For two days, Niall and I really never talked considering both of our sleep patterns were off from normal and weren't in sync. He would stay awake the entire night and sleep the entire day and sometimes it was vice versa for me. Either that, or we would both were asleep and while simultaneously awake, we'd sit in silence while Rosemarie slept. And Rosemarie really almost slept the entire two days, probably only having been awake for 8 hours out of the 48.

Neither of us had even left Rosemarie's side for the entire two days and a half, not even to go home and shower, but luckily Niall had a suitcase of clothes from getting off the plane. I sponged bathed myself over the sink, but I doubt Niall did too.

Before we were let go, we were asked by Dr. Summers if we wanted to stay a bit more to talk to a blood specialist on leukemia and and what procedures would have to be made to save our child, we mutually agreed that he weren't ready though she stressed the fact that we were to do so as soon as possible.

We never did see that supermodel doctor again after that one night and I thought strongly of it.

-

"Niall," I mumble to him when we were back in the comfort of his mother's house that was home.

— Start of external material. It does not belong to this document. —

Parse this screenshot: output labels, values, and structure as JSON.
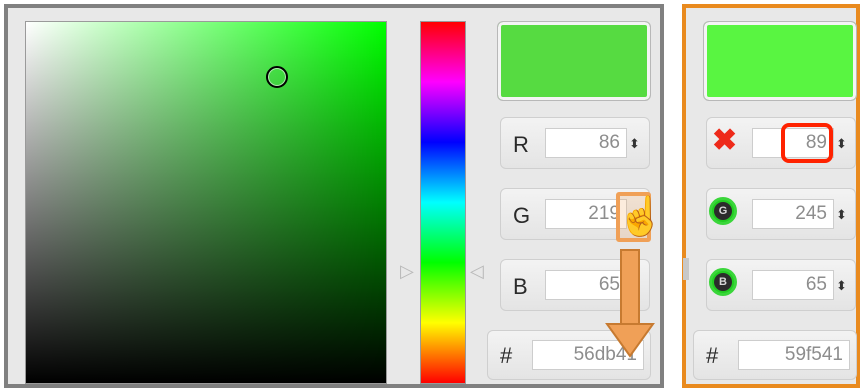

We had a house that we could go to ourselves, but I wasn't really ready to settle down in it.

What's the point if Niall could hardly enjoy it with Rosemarie and I?

It was only next door, but it still would get lonely without the company of a third person, which is why I thought it was beautiful when Maura wanted me to move in with her before I ended up getting a dog. But even after two years, I've neglected my childhood home.